Technology. “I was leading the loyalty program at Starwood in the mid-2000s, when we had a very sophisticated [customer relationship management] program and one-to-one marketing,” he said at the FSTEC technology conference this week.

He knew how frequently his customers stayed at the company’s hotels, whether they went to one of the hotel’s restaurants or they spent money in the spas. “I don’t have that kind of insight yet at Applebee’s and IHOP,” Peyton said.

It was a reminder that, for all of their movement toward technology, they have a long way to catch up to many other consumer industries.

This, in fact, wasn’t even Peyton’s only example. Pointing to the robots that were popular attractions at the event, he noted that hotels had been testing those for years. He noted that Starwood’s Aloft brand had a robot in several locations delivering room service.

“They could program it to go from the basement to the elevator to the door,” Peyton said. “It’s not so far off to think that could happen.”

Restaurants for a long time were the Luddites of the consumer world, far behind businesses like hotels and even grocers in adding technology. They are rapidly working to catch up to those other industries, making it vital for even the smallest operator to consider issues like loyalty and ease-of-ordering when planning their businesses. The old way is simply not as effective today as it once was.

For a lesson within the restaurant industry, simply look at the pizza business, which was among the first sectors to rapidly adopt technology to make ordering easier. They quickly adopted online ordering and then mobile ordering. They established consumers’ desire for ease-of-ordering and were among the first to use in-app loyalty programs and the one-to-one marketing they provide.

The result of all of that has been a shift in the business away from dine-in to more takeout and delivery. Pizza Hut, for years the country’s largest pizza chain, is now largely a takeout concept after a multi-year shift away from its traditional dine-in asset base.

Restaurants have traditionally been slow to adopt technology largely because there was relatively little perceived need, and because the technology was too expensive. Restaurants are capital-intensive businesses, and operators tend to be loath to pile more costs on top of that.

As consumers shifted, however, and more technologies entered the game to disrupt the business, they had little choice but to jump on board. The pandemic has only sped that process. As a result, over the past year more than a dozen major fast-food chains, including McDonald’s and Burger King, have adopted the kind of loyalty program Peyton was working on 15 years ago.

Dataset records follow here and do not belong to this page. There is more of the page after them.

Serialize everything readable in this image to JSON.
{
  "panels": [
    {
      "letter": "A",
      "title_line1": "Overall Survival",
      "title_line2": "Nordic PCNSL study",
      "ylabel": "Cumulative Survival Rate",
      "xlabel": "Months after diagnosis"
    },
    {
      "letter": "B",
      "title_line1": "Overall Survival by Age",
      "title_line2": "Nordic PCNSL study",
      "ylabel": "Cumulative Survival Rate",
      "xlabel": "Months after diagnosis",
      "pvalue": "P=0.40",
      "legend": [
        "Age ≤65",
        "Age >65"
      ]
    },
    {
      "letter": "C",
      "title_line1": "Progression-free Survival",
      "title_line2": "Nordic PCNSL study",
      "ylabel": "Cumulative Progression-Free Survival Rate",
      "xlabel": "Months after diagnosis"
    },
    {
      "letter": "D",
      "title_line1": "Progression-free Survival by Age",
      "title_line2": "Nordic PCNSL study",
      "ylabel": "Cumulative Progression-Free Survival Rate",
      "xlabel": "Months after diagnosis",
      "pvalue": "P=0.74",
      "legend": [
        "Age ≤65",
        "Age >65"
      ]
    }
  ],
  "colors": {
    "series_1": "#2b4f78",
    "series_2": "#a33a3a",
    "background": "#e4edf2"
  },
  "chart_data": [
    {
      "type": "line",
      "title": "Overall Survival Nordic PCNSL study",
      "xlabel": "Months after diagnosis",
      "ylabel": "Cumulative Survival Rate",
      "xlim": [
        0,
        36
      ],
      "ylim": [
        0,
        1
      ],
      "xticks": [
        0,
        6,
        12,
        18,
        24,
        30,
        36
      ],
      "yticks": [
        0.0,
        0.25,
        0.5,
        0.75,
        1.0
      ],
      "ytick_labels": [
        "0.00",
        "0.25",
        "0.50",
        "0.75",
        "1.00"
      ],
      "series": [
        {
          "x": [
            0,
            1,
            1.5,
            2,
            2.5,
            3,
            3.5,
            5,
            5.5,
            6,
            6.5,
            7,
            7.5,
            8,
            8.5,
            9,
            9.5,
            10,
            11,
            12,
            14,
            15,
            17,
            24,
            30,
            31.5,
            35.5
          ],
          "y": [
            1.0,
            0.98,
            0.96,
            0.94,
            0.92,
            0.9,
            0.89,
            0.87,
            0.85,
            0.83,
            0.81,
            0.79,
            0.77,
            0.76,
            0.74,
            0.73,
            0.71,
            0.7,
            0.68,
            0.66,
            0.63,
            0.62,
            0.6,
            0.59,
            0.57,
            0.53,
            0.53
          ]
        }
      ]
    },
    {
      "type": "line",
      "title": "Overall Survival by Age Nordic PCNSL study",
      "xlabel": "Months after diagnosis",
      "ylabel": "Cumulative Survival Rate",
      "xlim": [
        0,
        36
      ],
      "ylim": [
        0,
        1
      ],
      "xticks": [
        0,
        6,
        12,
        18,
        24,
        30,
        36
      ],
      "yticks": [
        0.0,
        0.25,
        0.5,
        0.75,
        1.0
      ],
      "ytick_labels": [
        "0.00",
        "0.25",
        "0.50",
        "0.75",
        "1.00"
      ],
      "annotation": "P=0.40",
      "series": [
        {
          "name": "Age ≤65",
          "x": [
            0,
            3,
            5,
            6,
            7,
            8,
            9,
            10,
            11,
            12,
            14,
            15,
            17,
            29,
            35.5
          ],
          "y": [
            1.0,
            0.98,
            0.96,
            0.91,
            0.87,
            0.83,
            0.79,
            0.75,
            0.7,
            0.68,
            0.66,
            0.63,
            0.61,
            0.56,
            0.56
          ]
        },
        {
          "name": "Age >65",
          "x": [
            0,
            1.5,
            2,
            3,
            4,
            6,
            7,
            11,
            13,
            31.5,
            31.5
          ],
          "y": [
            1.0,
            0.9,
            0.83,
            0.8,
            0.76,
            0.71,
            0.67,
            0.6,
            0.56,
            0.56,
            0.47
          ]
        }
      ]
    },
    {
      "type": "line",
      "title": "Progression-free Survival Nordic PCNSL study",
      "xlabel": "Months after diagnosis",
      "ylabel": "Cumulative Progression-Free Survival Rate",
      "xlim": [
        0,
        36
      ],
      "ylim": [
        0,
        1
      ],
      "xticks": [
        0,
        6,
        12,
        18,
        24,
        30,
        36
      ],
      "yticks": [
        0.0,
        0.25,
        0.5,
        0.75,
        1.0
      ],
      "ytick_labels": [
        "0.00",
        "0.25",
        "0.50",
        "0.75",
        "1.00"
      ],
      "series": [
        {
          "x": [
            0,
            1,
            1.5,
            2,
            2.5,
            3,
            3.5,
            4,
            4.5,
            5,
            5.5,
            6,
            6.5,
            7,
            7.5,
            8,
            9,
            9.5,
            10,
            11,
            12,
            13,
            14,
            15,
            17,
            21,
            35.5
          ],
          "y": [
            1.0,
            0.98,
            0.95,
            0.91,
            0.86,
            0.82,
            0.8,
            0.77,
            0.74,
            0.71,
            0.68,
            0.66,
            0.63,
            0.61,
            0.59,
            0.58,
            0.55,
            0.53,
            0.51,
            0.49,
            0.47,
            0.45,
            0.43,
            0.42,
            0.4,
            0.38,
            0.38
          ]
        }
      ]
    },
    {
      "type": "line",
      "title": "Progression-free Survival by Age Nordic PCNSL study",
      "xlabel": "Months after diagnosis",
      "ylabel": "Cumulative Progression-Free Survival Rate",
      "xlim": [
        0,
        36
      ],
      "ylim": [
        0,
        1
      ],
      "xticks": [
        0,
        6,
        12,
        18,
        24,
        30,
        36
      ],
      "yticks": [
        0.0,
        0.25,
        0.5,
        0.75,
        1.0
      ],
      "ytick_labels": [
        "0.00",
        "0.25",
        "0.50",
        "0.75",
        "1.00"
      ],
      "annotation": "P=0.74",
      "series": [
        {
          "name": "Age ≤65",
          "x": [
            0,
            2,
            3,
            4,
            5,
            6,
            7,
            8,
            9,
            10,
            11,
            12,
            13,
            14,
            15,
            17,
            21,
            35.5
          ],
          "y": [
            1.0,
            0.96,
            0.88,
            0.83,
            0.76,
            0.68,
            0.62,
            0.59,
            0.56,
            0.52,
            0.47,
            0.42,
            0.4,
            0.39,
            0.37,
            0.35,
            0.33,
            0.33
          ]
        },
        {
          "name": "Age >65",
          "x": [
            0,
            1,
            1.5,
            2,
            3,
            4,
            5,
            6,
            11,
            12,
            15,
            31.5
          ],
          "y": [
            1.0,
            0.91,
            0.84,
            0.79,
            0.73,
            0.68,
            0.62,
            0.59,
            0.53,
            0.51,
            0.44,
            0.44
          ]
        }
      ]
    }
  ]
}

To illustrate just how important technology has become, more restaurant chains are looking outside the industry for top executives—people like Peyton, who have experience working in industries that technology has already disrupted. Jack in the Box, Buffalo Wild Wings, Jamba and others have hired top executives from outside of restaurants.

Blaze Pizza, for instance, named Vincent Szwajkowski chief marketing officer last year. His previous job? CMO for ArcLight Cinemas and Pacific Theaters.

“Coming from movie theaters,” he said at FSTEC, “they have more technology than the restaurant industry.”